The higher pace of growth, immigration inflows, and tourism activity have also led to higher house price inflation, bolstered by fiscal incentives such as government schemes for first-home buyers. On average, house prices increased by nearly 5% from 2015 through the third quarter of 2017 (Eurostat house price index) accompanied by rising mortgage lending. House prices are now nearly 18% higher than their pre-crisis peak. Banks’ mortgage stocks grew by 8.3% (measured year-on-year) on average in 2017, slightly faster than in 2016 (7.5%). In fact, real estate activities, mortgages, and construction (from September 2017 onward) were among the few areas where bank lending grew during the year. Banks’ exposure to these sectors is now about 60% of the total system loan book, up from 51% at the end of 2013. Indeed, high mortgage growth rates are not new–banks’ exposure to mortgages has doubled to nearly half of the total loan book from about 25% at the end of 2004. Some of the elements contributing to house price inflation may not be permanent, however. For instance, any significant reversal of immigration and tourist inflows could put pressure on prices.

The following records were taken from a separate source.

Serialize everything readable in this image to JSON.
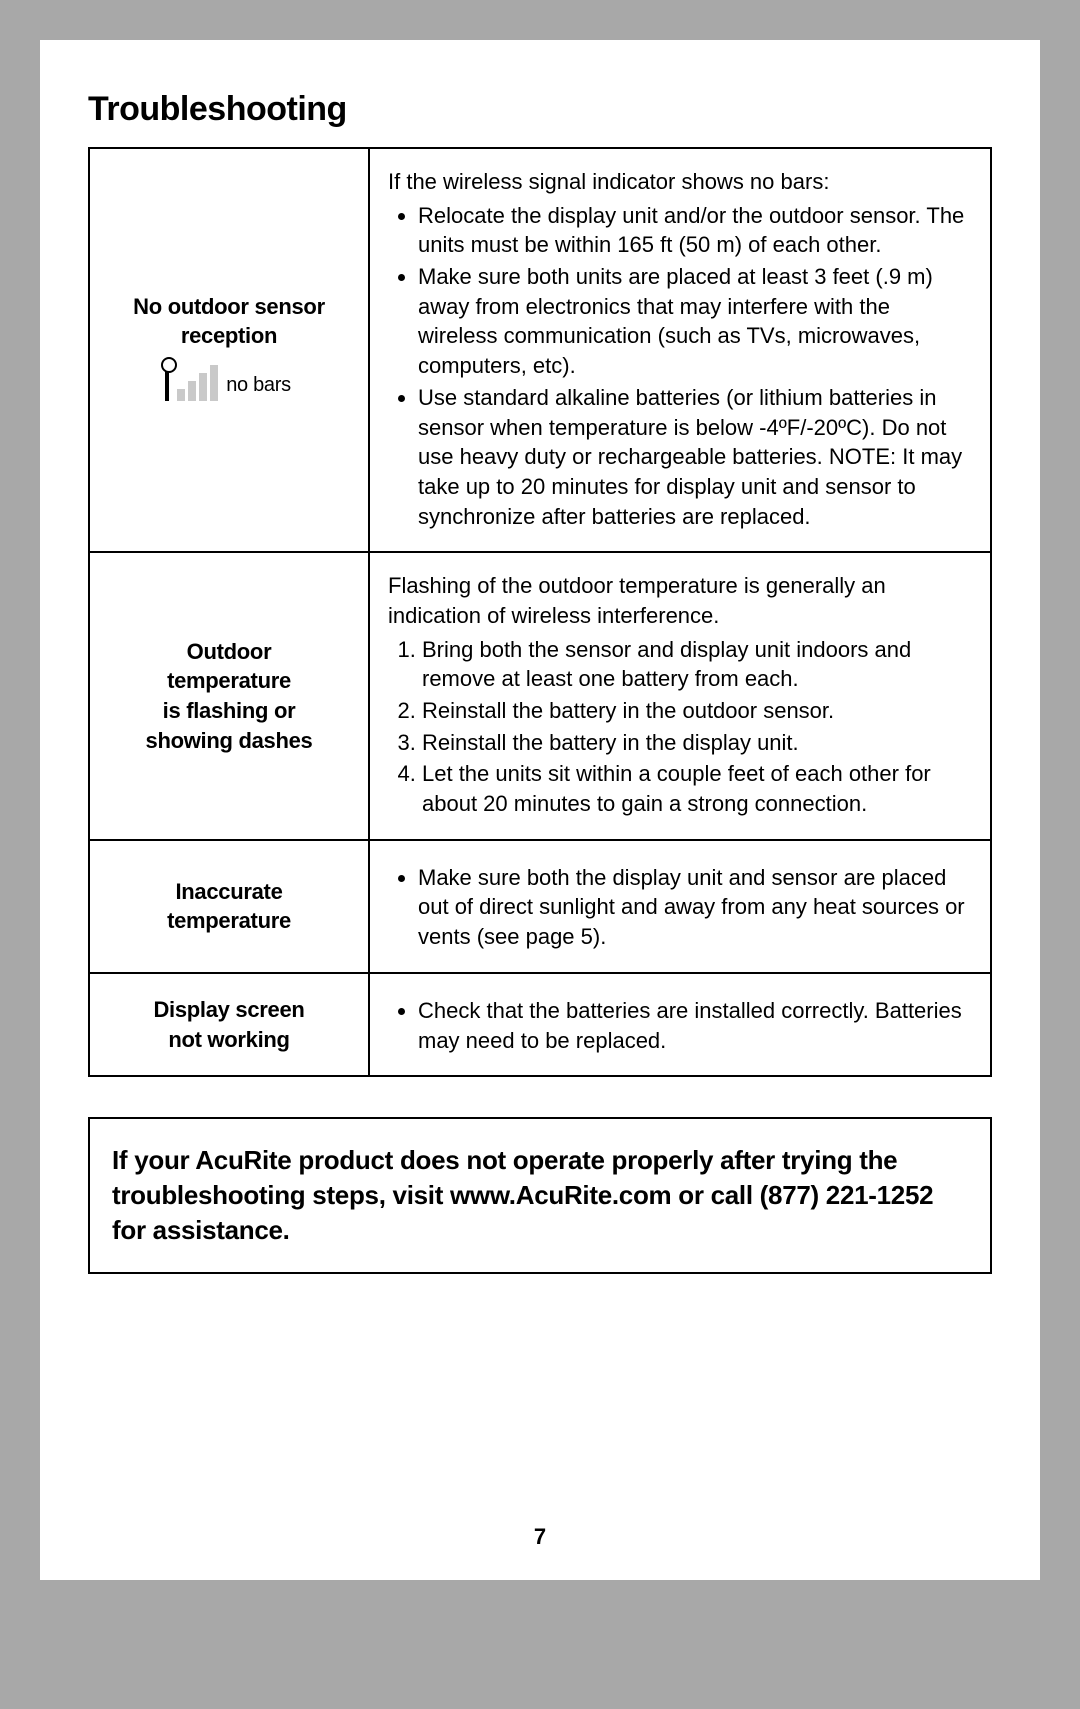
{
  "title": "Troubleshooting",
  "page_number": "7",
  "rows": [
    {
      "problem_lines": [
        "No outdoor sensor",
        "reception"
      ],
      "signal_label": "no bars",
      "intro": "If the wireless signal indicator shows no bars:",
      "bullets": [
        "Relocate the display unit and/or the outdoor sensor. The units must be within 165 ft (50 m) of each other.",
        "Make sure both units are placed at least 3 feet (.9 m) away from electronics that may interfere with the wireless communication (such as TVs, microwaves, computers, etc).",
        "Use standard alkaline batteries (or lithium batteries in sensor when temperature is below -4ºF/-20ºC). Do not use heavy duty or rechargeable batteries. NOTE: It may take up to 20 minutes for display unit and sensor to synchronize after batteries are replaced."
      ]
    },
    {
      "problem_lines": [
        "Outdoor",
        "temperature",
        "is flashing or",
        "showing dashes"
      ],
      "intro": "Flashing of the outdoor temperature is generally an indication of wireless interference.",
      "ordered": [
        "Bring both the sensor and display unit indoors and remove at least one battery from each.",
        "Reinstall the battery in the outdoor sensor.",
        "Reinstall the battery in the display unit.",
        "Let the units sit within a couple feet of each other for about 20 minutes to gain a strong connection."
      ]
    },
    {
      "problem_lines": [
        "Inaccurate",
        "temperature"
      ],
      "bullets": [
        "Make sure both the display unit and sensor are placed out of direct sunlight and away from any heat sources or vents (see page 5)."
      ]
    },
    {
      "problem_lines": [
        "Display screen",
        "not working"
      ],
      "bullets": [
        "Check that the batteries are installed correctly. Batteries may need to be replaced."
      ]
    }
  ],
  "notice": "If your AcuRite product does not operate properly after trying the troubleshooting steps, visit www.AcuRite.com or call (877) 221-1252 for assistance."
}
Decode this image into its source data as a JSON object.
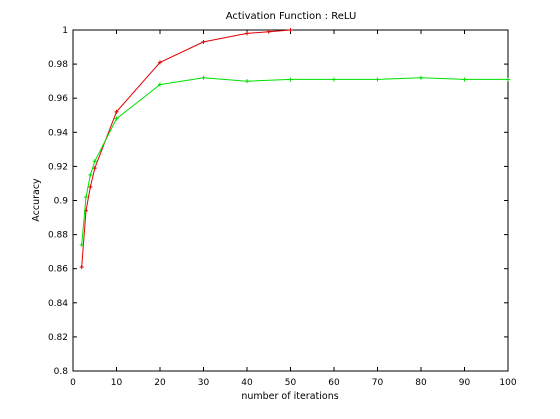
{
  "chart_data": {
    "type": "line",
    "title": "Activation Function : ReLU",
    "xlabel": "number of iterations",
    "ylabel": "Accuracy",
    "xlim": [
      0,
      100
    ],
    "ylim": [
      0.8,
      1.0
    ],
    "xticks": [
      "0",
      "10",
      "20",
      "30",
      "40",
      "50",
      "60",
      "70",
      "80",
      "90",
      "100"
    ],
    "yticks": [
      "0.8",
      "0.82",
      "0.84",
      "0.86",
      "0.88",
      "0.9",
      "0.92",
      "0.94",
      "0.96",
      "0.98",
      "1"
    ],
    "grid": false,
    "legend": "none",
    "series": [
      {
        "color": "#e00000",
        "x": [
          2,
          3,
          4,
          5,
          10,
          20,
          30,
          40,
          45,
          50
        ],
        "y": [
          0.861,
          0.894,
          0.908,
          0.919,
          0.952,
          0.981,
          0.993,
          0.998,
          0.999,
          1.0
        ]
      },
      {
        "color": "#00e000",
        "x": [
          2,
          3,
          4,
          5,
          10,
          20,
          30,
          40,
          50,
          60,
          70,
          80,
          90,
          100
        ],
        "y": [
          0.874,
          0.902,
          0.915,
          0.923,
          0.948,
          0.968,
          0.972,
          0.97,
          0.971,
          0.971,
          0.971,
          0.972,
          0.971,
          0.971
        ]
      }
    ]
  }
}
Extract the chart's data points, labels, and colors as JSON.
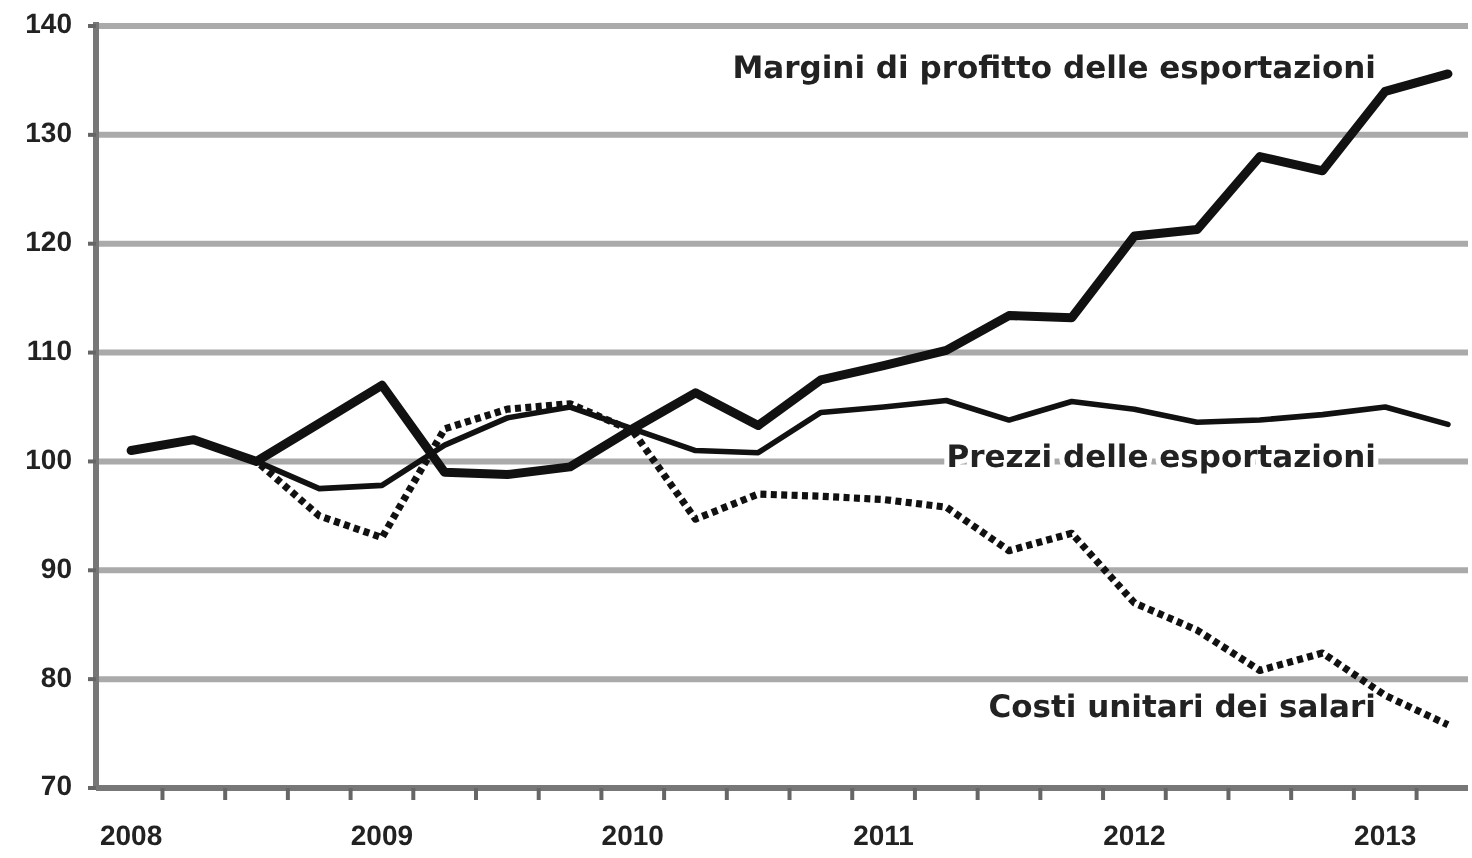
{
  "chart_data": {
    "type": "line",
    "x": [
      2008,
      2008.25,
      2008.5,
      2008.75,
      2009,
      2009.25,
      2009.5,
      2009.75,
      2010,
      2010.25,
      2010.5,
      2010.75,
      2011,
      2011.25,
      2011.5,
      2011.75,
      2012,
      2012.25,
      2012.5,
      2012.75,
      2013,
      2013.25
    ],
    "series": [
      {
        "name": "Margini di profitto delle esportazioni",
        "color": "#111111",
        "line_style": "solid",
        "values": [
          101,
          102,
          100,
          103.5,
          107,
          99,
          98.8,
          99.5,
          103,
          106.3,
          103.3,
          107.5,
          108.8,
          110.2,
          113.4,
          113.2,
          120.7,
          121.3,
          128,
          126.7,
          134,
          135.6
        ]
      },
      {
        "name": "Prezzi delle esportazioni",
        "color": "#111111",
        "line_style": "solid",
        "values": [
          101,
          102,
          100,
          97.5,
          97.8,
          101.5,
          104,
          105,
          103,
          101,
          100.8,
          104.5,
          105,
          105.6,
          103.8,
          105.5,
          104.8,
          103.6,
          103.8,
          104.3,
          105,
          103.4
        ]
      },
      {
        "name": "Costi unitari dei salari",
        "color": "#111111",
        "line_style": "dotted",
        "values": [
          101,
          102,
          100,
          95,
          93,
          103,
          104.8,
          105.3,
          102.8,
          94.7,
          97,
          96.8,
          96.5,
          95.8,
          91.8,
          93.4,
          87,
          84.5,
          80.8,
          82.4,
          78.5,
          75.8
        ]
      }
    ],
    "xlim": [
      2007.86,
      2013.33
    ],
    "ylim": [
      70,
      140
    ],
    "xticks": [
      2008,
      {
        "value": 2008.125,
        "label": null
      },
      {
        "value": 2008.375,
        "label": null
      },
      {
        "value": 2008.625,
        "label": null
      },
      {
        "value": 2008.875,
        "label": null
      },
      2009,
      {
        "value": 2009.125,
        "label": null
      },
      {
        "value": 2009.375,
        "label": null
      },
      {
        "value": 2009.625,
        "label": null
      },
      {
        "value": 2009.875,
        "label": null
      },
      2010,
      {
        "value": 2010.125,
        "label": null
      },
      {
        "value": 2010.375,
        "label": null
      },
      {
        "value": 2010.625,
        "label": null
      },
      {
        "value": 2010.875,
        "label": null
      },
      2011,
      {
        "value": 2011.125,
        "label": null
      },
      {
        "value": 2011.375,
        "label": null
      },
      {
        "value": 2011.625,
        "label": null
      },
      {
        "value": 2011.875,
        "label": null
      },
      2012,
      {
        "value": 2012.125,
        "label": null
      },
      {
        "value": 2012.375,
        "label": null
      },
      {
        "value": 2012.625,
        "label": null
      },
      {
        "value": 2012.875,
        "label": null
      },
      2013,
      {
        "value": 2013.125,
        "label": null
      }
    ],
    "yticks": [
      70,
      80,
      90,
      100,
      110,
      120,
      130,
      140
    ],
    "grid": "y"
  }
}
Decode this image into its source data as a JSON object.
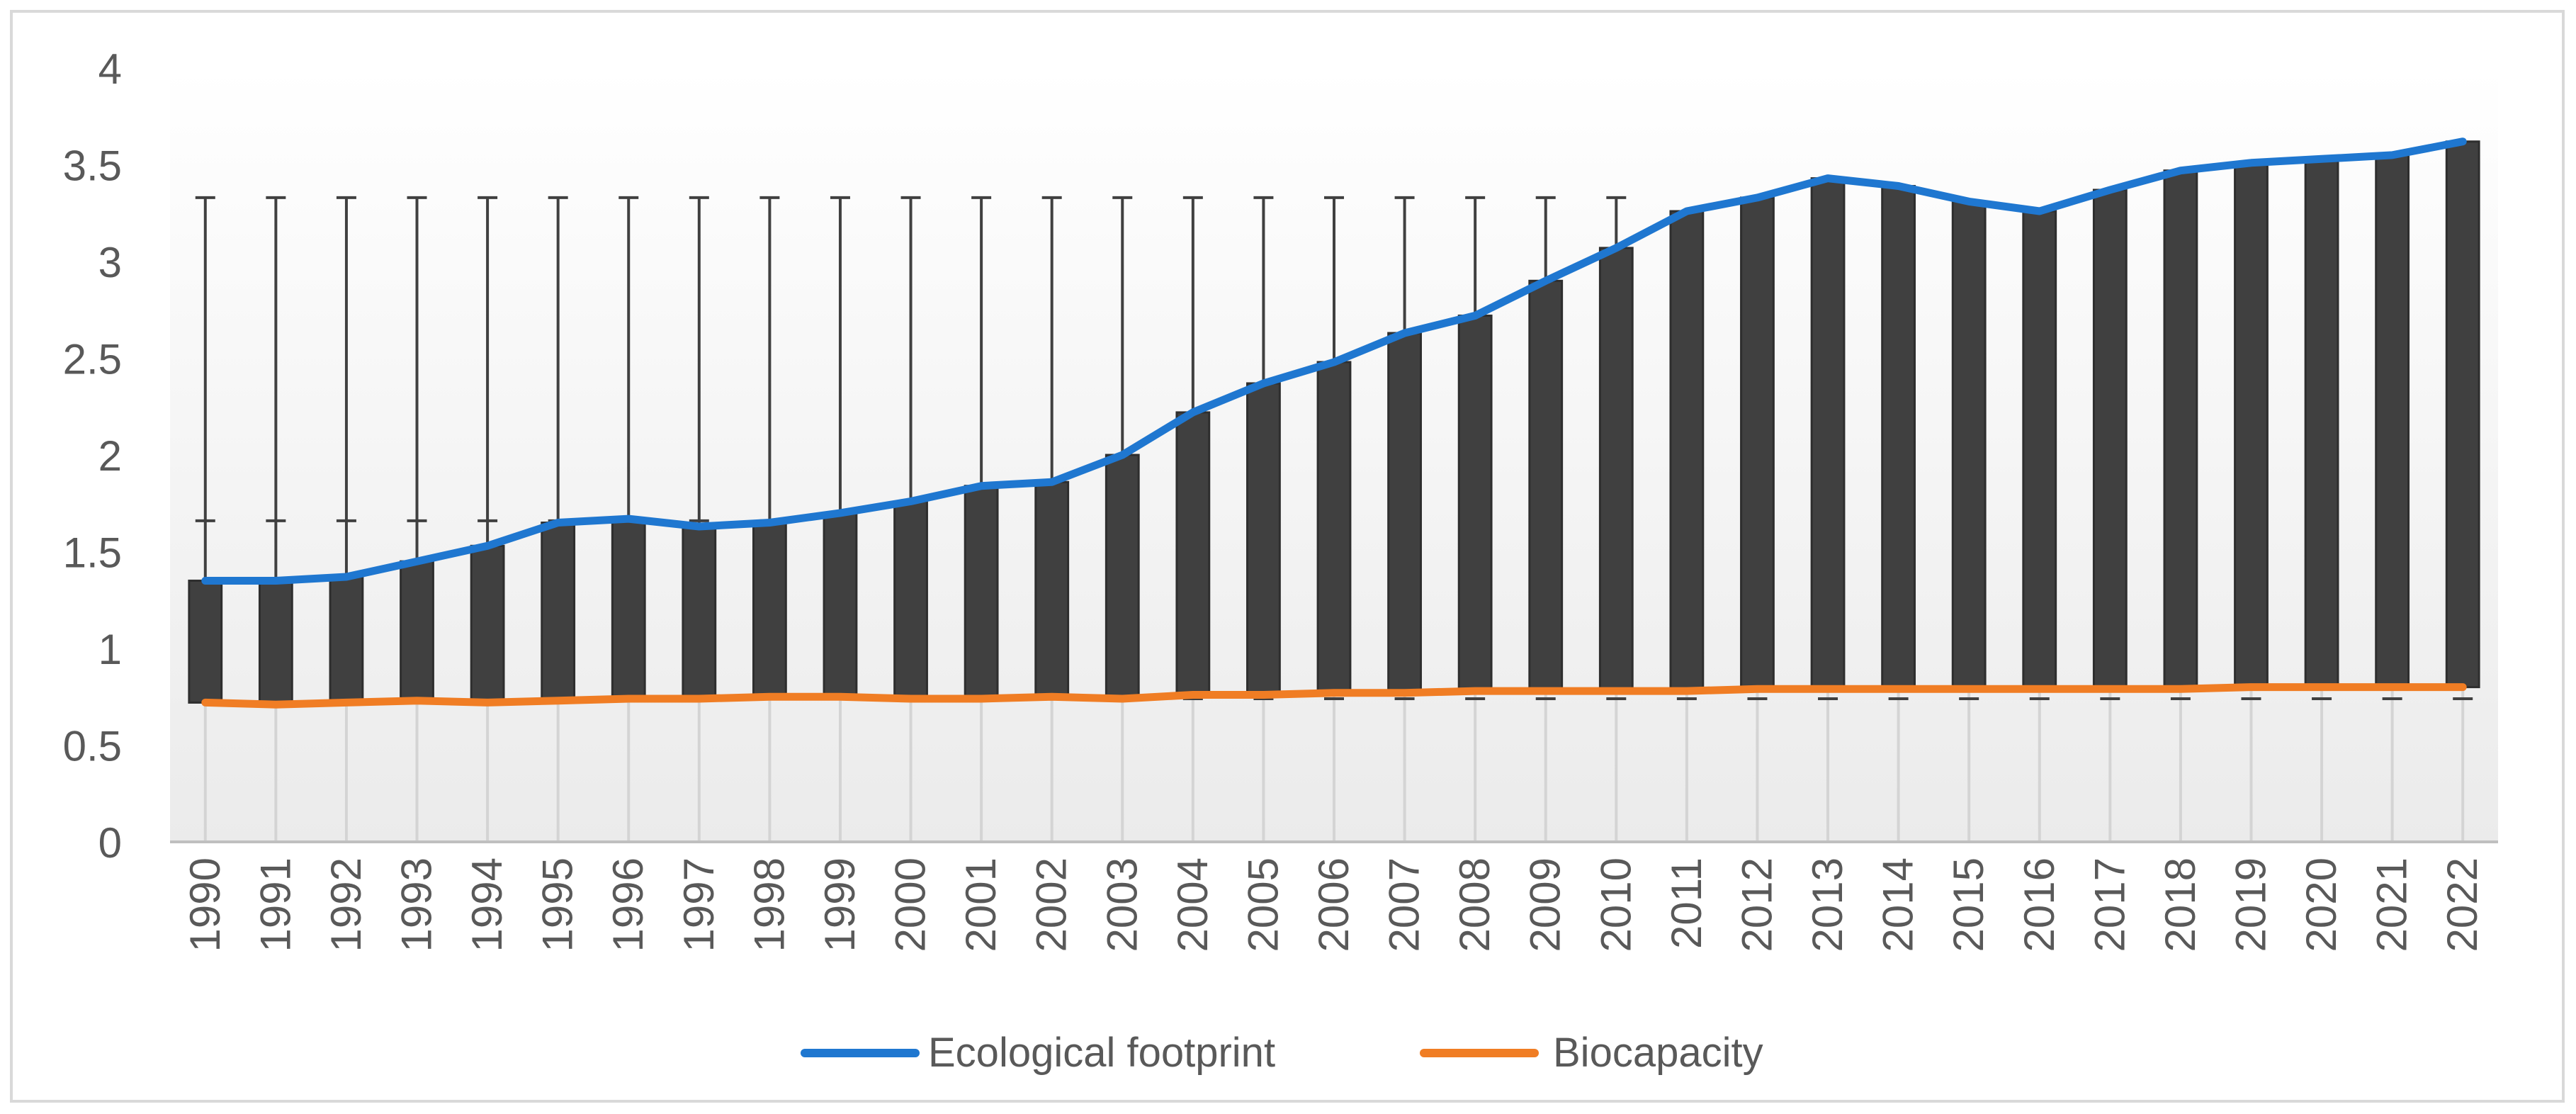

The economy is increasingly concentrated in tourism and e-gaming–sectors which may prove to be subject to significant cyclical swings, as well as potentially large GDP accounting effects. Tourism contributes about 14% to GDP directly, though the sector is probably larger taking into account indirect contributions. The International Monetary Fund estimates that arts, entertainment, and recreation, of which e-gaming is a major part, increased its share in Maltese gross value added to nearly 14% in 2016 from 4% in 2004. The sector grew by over 17% annually over 2012-2016.
Other risks emanate from the small and very open nature of Malta’s economy, exposing it to various potential external shocks. A rising trend toward protectionism and Brexit could have important implications for Malta’s trade, services, and financial channels. Further challenges arise from evolving global tax regulation. Malta’s tax regime, an important factor for investors in certain sectors, is challenged by a variety of adopted and proposed measures at European and global levels.
The Anti-Tax Avoidance Directive (ATAD) requires Malta to reform some aspects of its corporate taxation by 2019, while other proposals like the Common Consolidated Corporate Tax Base (CCCTB) may put further pressure on it, especially as the political balance within the EU may change after the U.K.’s departure. Any regulatory pressures on the e-gaming sector in the future could also potentially have negative implications for Malta’s economy given the increase in contribution to growth from this industry in recent years.
In our opinion, the transparency and accountability of institutions bear directly on sovereign creditworthiness. Moreover, transparent and accountable institutions enhance the reliability and accuracy of information and help make known in a timely manner any significant shifts in a country’s policymaking or the occurrence of risks relevant to sovereign credit risk.